One swallow didn't make a summer

Oracle-Sun anniversary One Sun swallow doesn’t make a hardware summer, and while it certainly hasn’t for Oracle, it is far from being in a hardware winter for the firm.

Oracle's gulp of Sun Microsystems on 27 January 2010 – five years ago today – has resulted in a generally flagging Sun hardware product business and the growing Engineered System product set.

Oracle bought Sun so as to build integrated stack systems, its engineered product line, and improve on what it saw as the then mainstream best-of-breed component-based stack of application-through-to-server-hardware components. It needed control of its own processor, server hardware and operating system added to its middleware applications to do this.

This has been arguably largely successful – although Solaris’ role as an open-source OS alongside Linux has faltered and Linux is used inside Oracle’s engineered systems.

Oracle_Annual_Revs_Profit

Oracle annual revenues and profit since Sun acquisition

The acquisition bumped Oracle’s annual revenues up from the $22-23bn area to $27bn and then $37bn. Its challenge now is to grow that past $40bn. Although Oracle’s overall revenues and profits have grown since the acquisition, its hardware product-only revenue has trended down.

This is shown in two graphs. The first shows Oracle’s quarterly hardware product revenues since the purchase:

Oracle_Quarterly_HW_Product_revenues

We can see a falling trend to the third 2013 quarter and then rising numbers (on annual compares) to the first fiscal 2015 quarter with a strongish rebound in the latest quarter. Can this become a growth trend for the rest of the year, concluding with Oracle’s seasonally higher fourth quarter? That would be some turnaround.

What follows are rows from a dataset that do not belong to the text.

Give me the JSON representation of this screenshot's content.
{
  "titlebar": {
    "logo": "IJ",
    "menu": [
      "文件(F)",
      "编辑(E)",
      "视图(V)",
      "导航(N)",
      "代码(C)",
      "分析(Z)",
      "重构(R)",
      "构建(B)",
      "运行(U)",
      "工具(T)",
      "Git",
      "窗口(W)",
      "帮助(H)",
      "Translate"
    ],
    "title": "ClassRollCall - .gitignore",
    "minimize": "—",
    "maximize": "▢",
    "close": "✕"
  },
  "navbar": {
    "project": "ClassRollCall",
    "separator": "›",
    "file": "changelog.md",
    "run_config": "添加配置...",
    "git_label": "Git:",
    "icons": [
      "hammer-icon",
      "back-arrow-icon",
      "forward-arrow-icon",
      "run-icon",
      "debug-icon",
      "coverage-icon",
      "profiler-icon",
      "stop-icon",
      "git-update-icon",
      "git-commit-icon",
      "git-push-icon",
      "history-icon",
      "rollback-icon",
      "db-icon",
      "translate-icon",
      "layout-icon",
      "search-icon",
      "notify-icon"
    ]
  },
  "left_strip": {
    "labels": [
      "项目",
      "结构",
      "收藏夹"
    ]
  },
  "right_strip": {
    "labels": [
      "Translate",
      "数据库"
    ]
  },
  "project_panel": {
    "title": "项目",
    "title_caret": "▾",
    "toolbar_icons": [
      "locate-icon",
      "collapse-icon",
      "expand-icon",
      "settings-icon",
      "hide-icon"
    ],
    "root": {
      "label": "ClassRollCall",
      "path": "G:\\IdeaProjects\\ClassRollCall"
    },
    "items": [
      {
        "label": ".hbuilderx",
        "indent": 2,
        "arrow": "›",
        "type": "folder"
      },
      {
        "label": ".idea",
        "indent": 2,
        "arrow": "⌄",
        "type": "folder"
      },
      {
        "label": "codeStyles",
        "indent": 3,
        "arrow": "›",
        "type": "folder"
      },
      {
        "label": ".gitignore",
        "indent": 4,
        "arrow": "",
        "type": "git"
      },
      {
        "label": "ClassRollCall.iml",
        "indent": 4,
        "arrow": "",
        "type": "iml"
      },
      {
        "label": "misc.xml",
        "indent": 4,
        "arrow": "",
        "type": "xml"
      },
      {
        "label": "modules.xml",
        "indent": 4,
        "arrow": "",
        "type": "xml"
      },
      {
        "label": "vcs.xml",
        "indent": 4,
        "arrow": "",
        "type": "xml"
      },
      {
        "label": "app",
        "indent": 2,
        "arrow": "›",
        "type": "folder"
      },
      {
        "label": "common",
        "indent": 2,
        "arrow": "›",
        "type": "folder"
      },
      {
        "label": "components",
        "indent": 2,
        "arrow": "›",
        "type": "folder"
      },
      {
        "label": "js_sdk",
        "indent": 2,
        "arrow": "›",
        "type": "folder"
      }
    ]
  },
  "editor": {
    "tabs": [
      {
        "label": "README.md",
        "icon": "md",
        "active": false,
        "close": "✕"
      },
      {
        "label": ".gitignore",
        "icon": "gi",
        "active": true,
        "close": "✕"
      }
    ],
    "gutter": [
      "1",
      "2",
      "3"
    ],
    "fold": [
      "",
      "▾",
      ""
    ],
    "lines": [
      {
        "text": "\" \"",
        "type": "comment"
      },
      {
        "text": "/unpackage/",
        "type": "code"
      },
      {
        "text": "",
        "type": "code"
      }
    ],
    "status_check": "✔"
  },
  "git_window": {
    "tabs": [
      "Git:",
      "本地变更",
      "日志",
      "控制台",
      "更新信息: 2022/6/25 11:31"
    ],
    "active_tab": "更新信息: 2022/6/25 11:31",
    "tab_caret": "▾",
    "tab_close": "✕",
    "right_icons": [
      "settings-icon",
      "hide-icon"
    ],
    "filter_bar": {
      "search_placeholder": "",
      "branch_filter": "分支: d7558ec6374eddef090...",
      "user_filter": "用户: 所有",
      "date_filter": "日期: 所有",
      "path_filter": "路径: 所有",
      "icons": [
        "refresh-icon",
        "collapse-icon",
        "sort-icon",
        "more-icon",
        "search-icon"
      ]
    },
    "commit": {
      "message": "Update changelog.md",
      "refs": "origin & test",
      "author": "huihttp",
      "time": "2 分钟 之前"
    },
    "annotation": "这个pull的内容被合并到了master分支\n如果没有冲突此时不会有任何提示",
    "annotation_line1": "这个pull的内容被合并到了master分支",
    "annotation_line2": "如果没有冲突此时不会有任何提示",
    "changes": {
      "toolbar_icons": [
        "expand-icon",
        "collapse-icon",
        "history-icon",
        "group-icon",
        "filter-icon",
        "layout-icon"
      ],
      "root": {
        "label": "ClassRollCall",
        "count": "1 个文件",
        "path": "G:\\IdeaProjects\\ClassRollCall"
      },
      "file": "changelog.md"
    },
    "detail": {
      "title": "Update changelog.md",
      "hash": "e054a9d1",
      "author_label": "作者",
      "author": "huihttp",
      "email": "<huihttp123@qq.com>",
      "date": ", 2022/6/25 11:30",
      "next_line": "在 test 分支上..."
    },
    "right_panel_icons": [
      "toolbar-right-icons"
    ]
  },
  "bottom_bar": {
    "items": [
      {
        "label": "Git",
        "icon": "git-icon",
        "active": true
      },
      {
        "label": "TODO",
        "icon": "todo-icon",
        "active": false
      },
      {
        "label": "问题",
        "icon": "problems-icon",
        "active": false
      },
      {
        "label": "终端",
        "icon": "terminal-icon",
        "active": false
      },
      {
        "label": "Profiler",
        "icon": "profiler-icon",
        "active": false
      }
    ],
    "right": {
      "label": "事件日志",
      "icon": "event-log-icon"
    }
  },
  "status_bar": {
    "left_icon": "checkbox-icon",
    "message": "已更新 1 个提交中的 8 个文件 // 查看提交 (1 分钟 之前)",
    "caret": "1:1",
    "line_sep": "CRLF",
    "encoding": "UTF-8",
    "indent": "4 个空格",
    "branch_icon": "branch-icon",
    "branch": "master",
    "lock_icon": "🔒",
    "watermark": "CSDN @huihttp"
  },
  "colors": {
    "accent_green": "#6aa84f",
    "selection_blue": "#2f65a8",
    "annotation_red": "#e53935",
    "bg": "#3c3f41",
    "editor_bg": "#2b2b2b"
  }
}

The second chart shows these hardware product revenues represented as a percentage of Oracle’s overall revenues:

Oracle_HW_Percent_overall_Revs

This shows a steady series of falls that flatten out and then an upturn in the latest (second fiscal 2015 quarter) revenues. As Oracle’s cloud-based revenues rise, they could depress hardware revenues as a percentage of overall Oracle revenues.